Get 50% more traffic by automating content versions (not new content) that LLMs love! - Hurricane Works Blog

How to Make Your Website LLM-Friendly

A practical guide to making your website content accessible to AI systems like ChatGPT, Claude, Perplexity, and other LLM-powered tools.

Why: The Third Audience
What: The Three Components
When: Should You Implement This?
How: Implementation Overview
Part 1: Markdown Auto-Discovery
Part 2: llms.txt (AI Sitemap)
Part 3: Bot Tracking
Platform-Specific Instructions
Testing & Validation
Real-World Results
Using AI Assistants to Implement
Resources

Why: The Third Audience

Websites have traditionally served two audiences:

Humans -- who read and interact with your pages
Search engines -- who crawl and index for Google, Bing, etc.

There is now a third audience: AI systems.

Large Language Models (LLMs) like GPT-4, Claude, and others are increasingly used to answer questions, summarise information, and assist with research. When these systems reference your content, they benefit from clean, structured formats rather than complex HTML with navigation, ads, and scripts.

Reference: The Third Audience by Dries Buytaert (creator of Drupal)

Benefits

Accurate AI responses -- Clean content means fewer hallucinations when AI references your site
Brand mentions -- AI tools may cite your site more often when they can easily parse your content
Future-proofing -- As AI search grows, optimised sites will have an advantage
No SEO downside -- This complements traditional SEO, doesn't replace it

What: The Three Components

A fully LLM-optimised site has three things:

1. Markdown Auto-Discovery

For every page on your site, provide a Markdown version at a predictable URL and tell crawlers about it:

https://yoursite.com/about        --> HTML page (for humans)
https://yoursite.com/about.md     --> Markdown version (for AI)

Plus a discovery link in your HTML <head>:

<link rel="alternate" type="text/markdown" href="/about.md" />

2. llms.txt (AI Sitemap)

A single file at your site root following the llmstxt.org standard. Think of it as a sitemap specifically for AI crawlers -- it describes your site and links to all your .md pages:

https://yoursite.com/llms.txt

3. Bot Tracking (Optional)

Log which AI crawlers visit your .md files so you can measure whether it's working.

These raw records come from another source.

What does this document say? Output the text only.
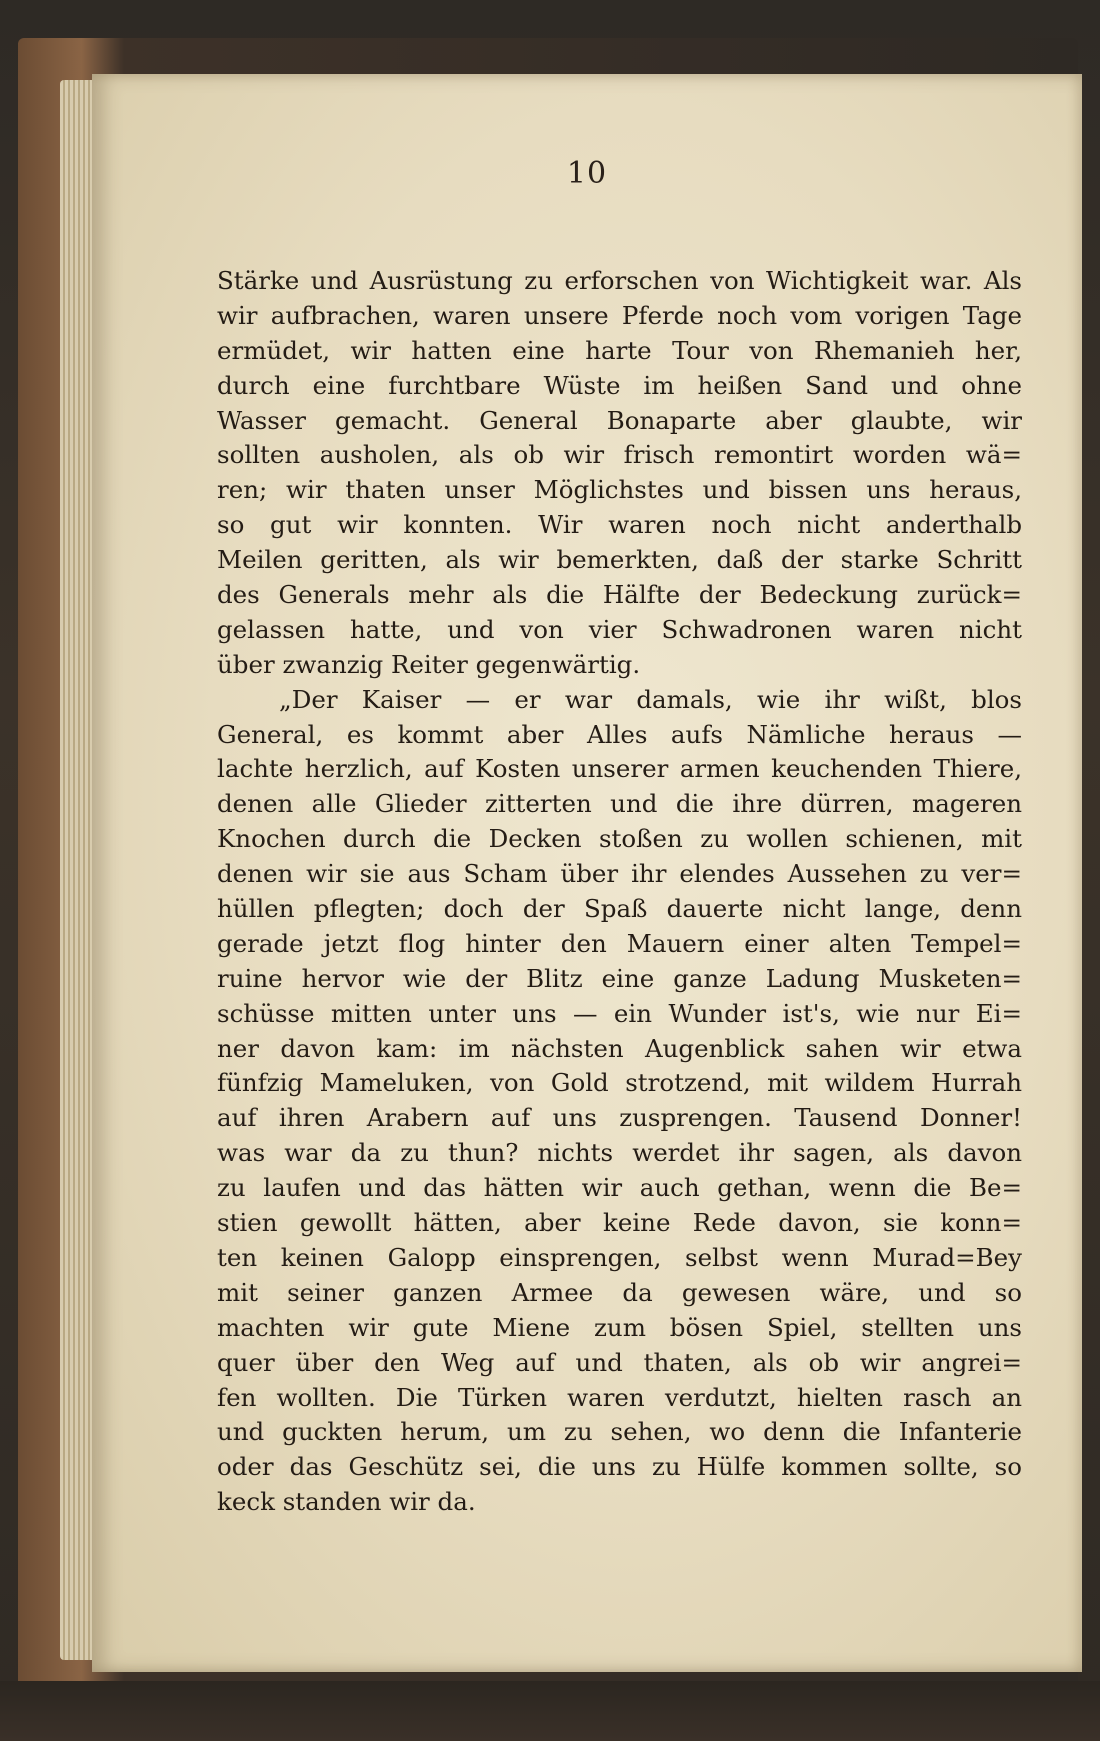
10
Stärke und Ausrüstung zu erforschen von Wichtigkeit war. Als
wir aufbrachen, waren unsere Pferde noch vom vorigen Tage
ermüdet, wir hatten eine harte Tour von Rhemanieh her,
durch eine furchtbare Wüste im heißen Sand und ohne
Wasser gemacht. General Bonaparte aber glaubte, wir
sollten ausholen, als ob wir frisch remontirt worden wä=
ren; wir thaten unser Möglichstes und bissen uns heraus,
so gut wir konnten. Wir waren noch nicht anderthalb
Meilen geritten, als wir bemerkten, daß der starke Schritt
des Generals mehr als die Hälfte der Bedeckung zurück=
gelassen hatte, und von vier Schwadronen waren nicht
über zwanzig Reiter gegenwärtig.
„Der Kaiser — er war damals, wie ihr wißt, blos
General, es kommt aber Alles aufs Nämliche heraus —
lachte herzlich, auf Kosten unserer armen keuchenden Thiere,
denen alle Glieder zitterten und die ihre dürren, mageren
Knochen durch die Decken stoßen zu wollen schienen, mit
denen wir sie aus Scham über ihr elendes Aussehen zu ver=
hüllen pflegten; doch der Spaß dauerte nicht lange, denn
gerade jetzt flog hinter den Mauern einer alten Tempel=
ruine hervor wie der Blitz eine ganze Ladung Musketen=
schüsse mitten unter uns — ein Wunder ist's, wie nur Ei=
ner davon kam: im nächsten Augenblick sahen wir etwa
fünfzig Mameluken, von Gold strotzend, mit wildem Hurrah
auf ihren Arabern auf uns zusprengen. Tausend Donner!
was war da zu thun? nichts werdet ihr sagen, als davon
zu laufen und das hätten wir auch gethan, wenn die Be=
stien gewollt hätten, aber keine Rede davon, sie konn=
ten keinen Galopp einsprengen, selbst wenn Murad=Bey
mit seiner ganzen Armee da gewesen wäre, und so
machten wir gute Miene zum bösen Spiel, stellten uns
quer über den Weg auf und thaten, als ob wir angrei=
fen wollten. Die Türken waren verdutzt, hielten rasch an
und guckten herum, um zu sehen, wo denn die Infanterie
oder das Geschütz sei, die uns zu Hülfe kommen sollte, so
keck standen wir da.
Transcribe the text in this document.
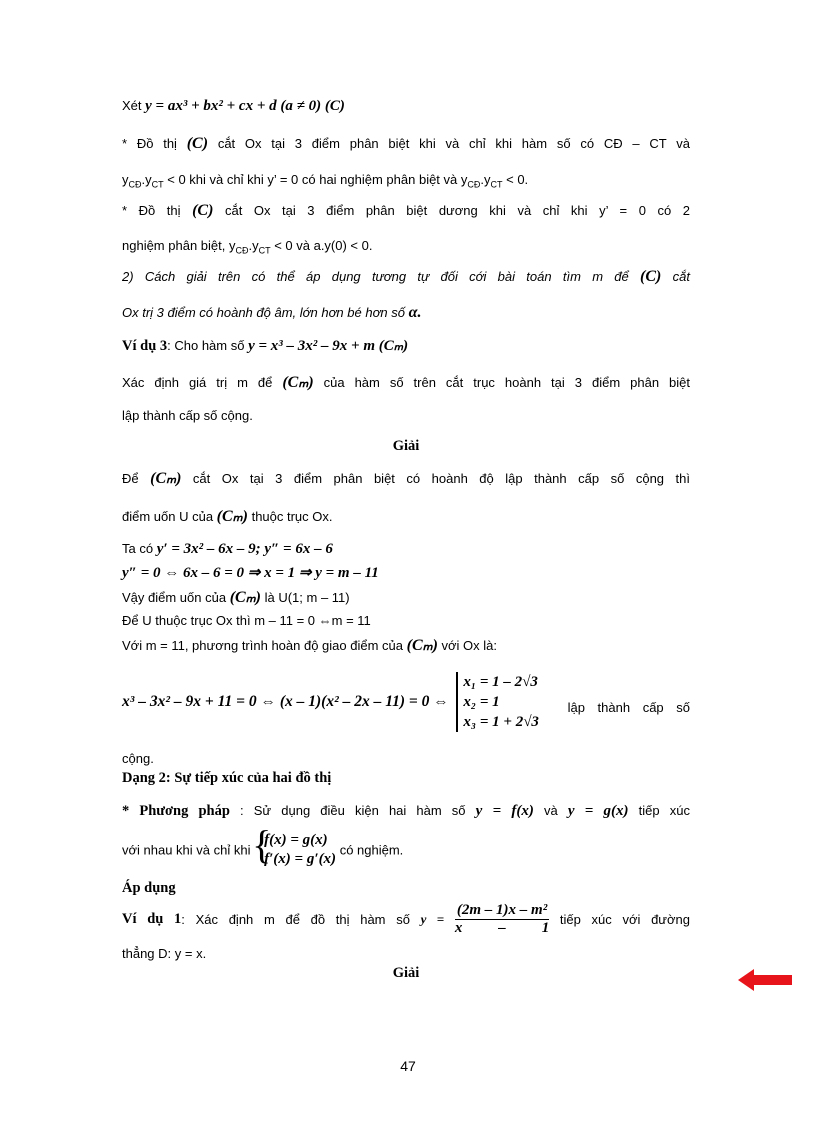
Xét y = ax³ + bx² + cx + d (a ≠ 0) (C)
* Đồ thị (C) cắt Ox tại 3 điểm phân biệt khi và chỉ khi hàm số có CĐ – CT và
$y_{CĐ}.y_{CT} < 0$ khi và chỉ khi y’ = 0 có hai nghiệm phân biệt và $y_{CĐ}.y_{CT} < 0$.
* Đồ thị (C) cắt Ox tại 3 điểm phân biệt dương khi và chỉ khi y’ = 0 có 2
nghiệm phân biệt, $y_{CĐ}.y_{CT} < 0$ và a.y(0) < 0.
2) Cách giải trên có thể áp dụng tương tự đối cới bài toán tìm m để (C) cắt
Ox trị 3 điểm có hoành độ âm, lớn hơn bé hơn số α.
Ví dụ 3: Cho hàm số y = x³ – 3x² – 9x + m (Cₘ)
Xác định giá trị m để (Cₘ) của hàm số trên cắt trục hoành tại 3 điểm phân biệt
lập thành cấp số cộng.
Giải
Để (Cₘ) cắt Ox tại 3 điểm phân biệt có hoành độ lập thành cấp số cộng thì
điểm uốn U của (Cₘ) thuộc trục Ox.
Ta có y′ = 3x² – 6x – 9; y″ = 6x – 6
y″ = 0 ⇔ 6x – 6 = 0 ⇒ x = 1 ⇒ y = m – 11
Vậy điểm uốn của (Cₘ) là U(1; m – 11)
Để U thuộc trục Ox thì m – 11 = 0 ⇔m = 11
Với m = 11, phương trình hoàn độ giao điểm của (Cₘ) với Ox là:
x³ – 3x² – 9x + 11 = 0 ⇔ (x – 1)(x² – 2x – 11) = 0 ⇔
x₁ = 1 – 2√3
x₂ = 1
x₃ = 1 + 2√3
lập thành cấp số
cộng.
Dạng 2: Sự tiếp xúc của hai đồ thị
* Phương pháp : Sử dụng điều kiện hai hàm số y = f(x) và y = g(x) tiếp xúc
với nhau khi và chỉ khi
{ f(x) = g(x)
f′(x) = g′(x)
có nghiệm.
Áp dụng
Ví dụ 1: Xác định m để đồ thị hàm số $y = \frac{\text{(2m – 1)x – m²}}{x - 1}$ tiếp xúc với đường
thẳng D: y = x.
Giải
47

When: Should You Implement This?

Good Candidates

Content-heavy sites -- Blogs, documentation, news, educational content
B2B websites -- Product pages, pricing, features that people research
Reference sites -- APIs, technical docs, knowledge bases
Sites that want AI visibility -- If you want AI to accurately represent your brand

Less Critical

E-commerce product listings -- Structured data (JSON-LD) may be more valuable
Highly interactive apps -- Where content is dynamic/personalised
Private/gated content -- Unless you want AI to access it

Time Investment

Simple sites: 2-4 hours
WordPress/CMS: 4-8 hours
Large custom sites: 1-2 days

How: Implementation Overview

Regardless of platform, the implementation follows these steps:

Generate Markdown files -- Convert your HTML content to clean Markdown with YAML frontmatter
Serve them -- Configure your web server to serve .md files at predictable URLs
Add discovery links -- Inject <link rel="alternate" type="text/markdown"> into every page
Create llms.txt -- Build an AI sitemap listing your key pages
Add bot tracking -- (Optional) Log AI crawler visits to measure adoption
Test everything -- Verify endpoints, headers, and discovery links

Part 1: Markdown Auto-Discovery

What Your Markdown Files Should Look Like

Each .md file should have YAML frontmatter followed by clean content:

---
title: "About Us"
date: 2024-01-15
url: https://yoursite.com/about
type: page
description: "Learn about our company and mission"
---

# About Us

Your content here in clean Markdown format...

Key points:

Strip all HTML boilerplate (navigation, footers, ads, scripts)
Keep the actual content -- headings, paragraphs, lists, links
Remove decorative images (icons, logos) but keep meaningful ones
Remove duplicate CTAs and testimonial sections
The goal is clean, readable text that an LLM can consume efficiently

Content-Type Header

Always serve .md files with:

Content-Type: text/markdown; charset=utf-8

Discovery Link Format

Add this to the <head> of every HTML page that has a Markdown counterpart:

<link rel="alternate" type="text/markdown" href="/page-slug.md" />

This is how AI crawlers find the Markdown version -- similar to how RSS feeds are discovered.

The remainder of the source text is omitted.